Now, many of you might say: But health is not like any other commodity such as a car or petrol. Why shouldn’t medicine prices be capped?
The process of discovering cures and making medicines follows the same laws of economics and markets that making a new car design or a new aircraft engine or creating a new type of biscuit does. If anything, the chances of failure in the pharma industry could be higher and the process far more demanding in terms of monetary and time investment required to be successful.
So capping medicine prices might provide immediate relief but it also has an adverse impact.
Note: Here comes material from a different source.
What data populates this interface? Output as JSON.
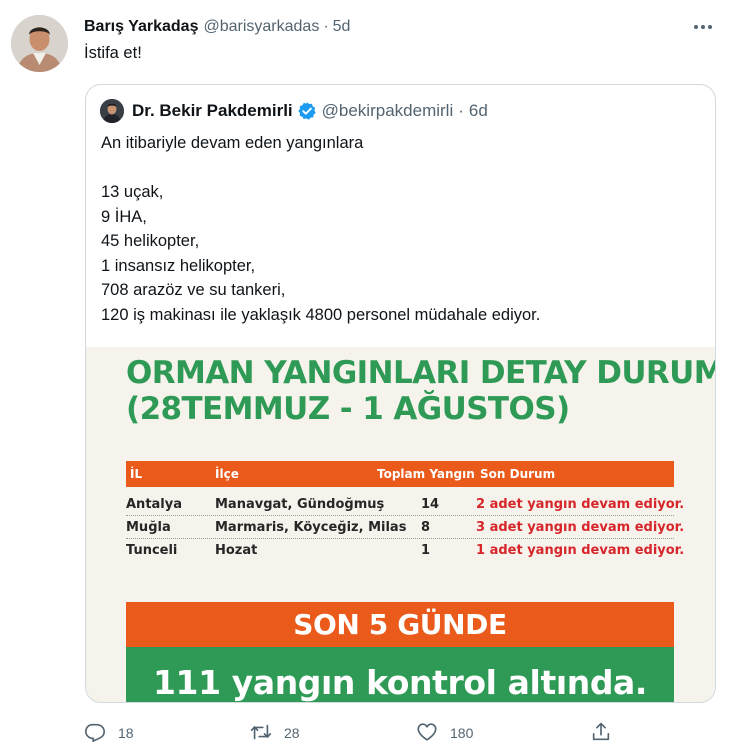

A 2005 National Bureau of Economic Research paper found that “cutting prices by 40 to 50 per cent in the United States will lead to between 30 and 60 per cent fewer R and D projects being undertaken in the early stage of developing a new drug”. Relatively modest price changes, such as 5 or 10 per cent, would have a relatively modest impact.
How, then, to control drug prices?
Instead of capping prices, governments should realise that high prices show a demand-supply mismatch. A crucial reason why private hospitals are able to charge exorbitant prices — for drugs, tests or beds — is that there is inadequate public healthcare provisioning.
If governments invested in public healthcare and bought the essential medicines in bulk, they would have a better chance of making healthcare affordable without distorting the market.